There is one caveat though. The address where the memory pool is allocated is nondeterministic due to the paging in global memory. So, if the new pool address is drastically far from the original address, you can’t restore data at the same addresses. However, in reality, since the pool is allocated in the very beginning of the application, this seems to be always the constant. And at least you can safely check whether it is actually the same when restarting applications.


Out of curiosity, how does that work if you have multiple programs running that all want to allocate nearly all the free memory? Does one take most, then the next takes most of the left overs, then the next takes most of those left overs, giving the next one less and less to work with?
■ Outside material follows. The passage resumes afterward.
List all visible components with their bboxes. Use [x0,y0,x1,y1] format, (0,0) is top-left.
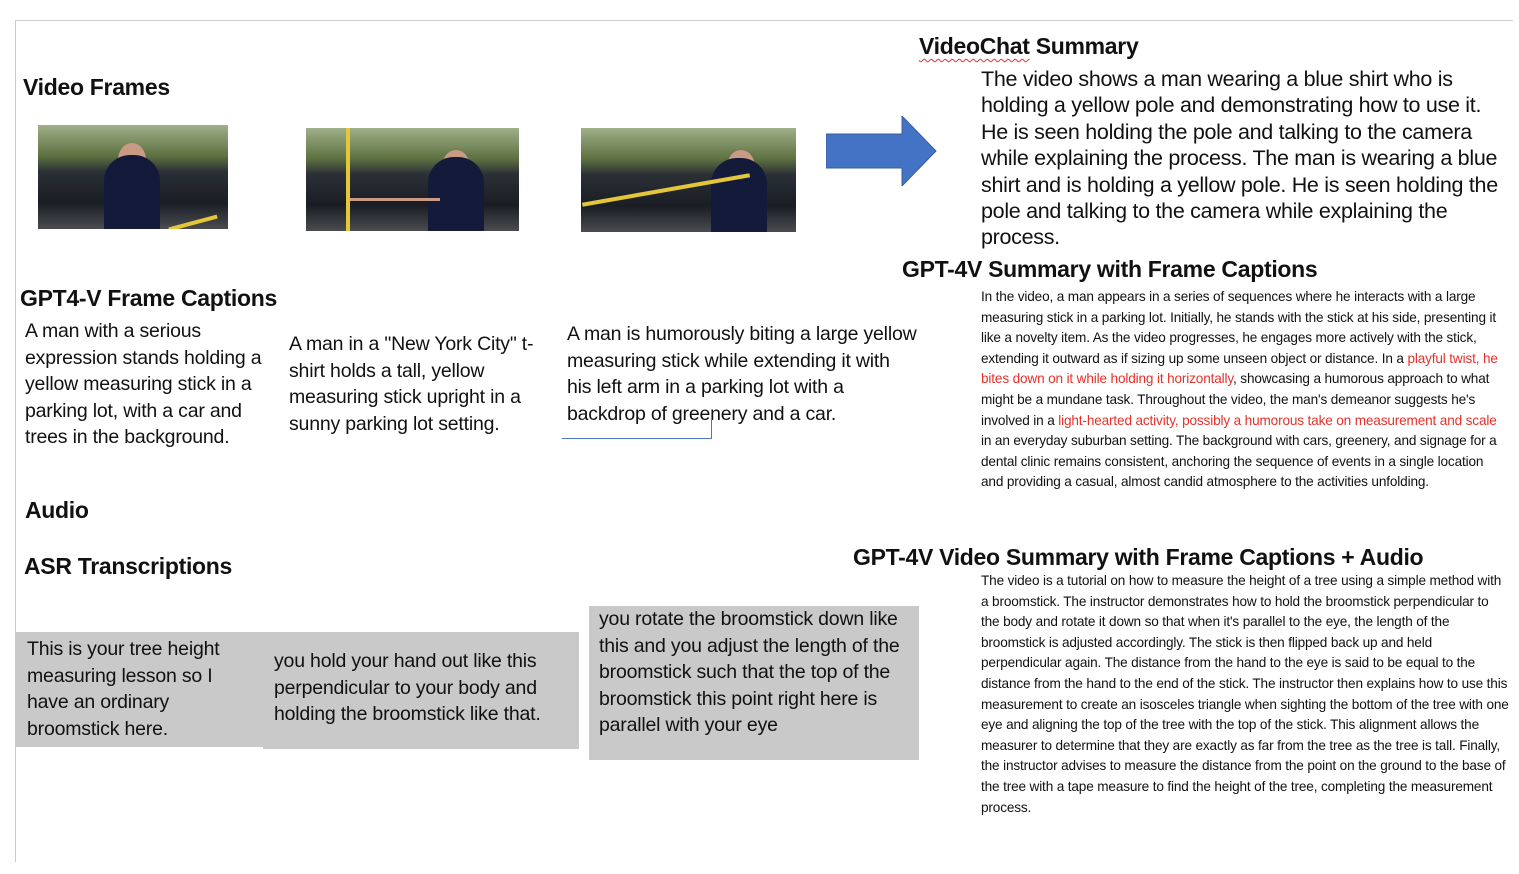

I’m honestly curious about it and don’t mean to insult.

I use a similar memory manager to what naoya is describing in my linear algebra codes, and my solution is simple - compute exclusivity. We keep all our dedicated compute GPUs in compute exclusive mode, which guarantees only one context per GPU at a time.


Are the range of addresses returned by cuda malloc relatively constant from one invocation of an application to another?

At least on Linux, with dedicated compute cards, it is. The first thing my codes do is allocate as much free ram as is available, and the starting address returned by cudaMalloc is extremely predictable. So predictable that successive runs of the same application get allocated blocks containing the results of the preceding run from global memory with perfect alignment (I have actually used that technique to recover the partial results of crashed or killed applications before).

When a display manager is running on a card, that piece of serendipity goes away. On a 896Mb GT200 card, the free memory available can vary by +/-100Mb, even running a minimal 2D window manager, and things move around in device memory quite a lot. On a WDDM operating system with active paging, I wouldn’t like to guess what happens.

This has been added to my list of things to investigate. Thanks all.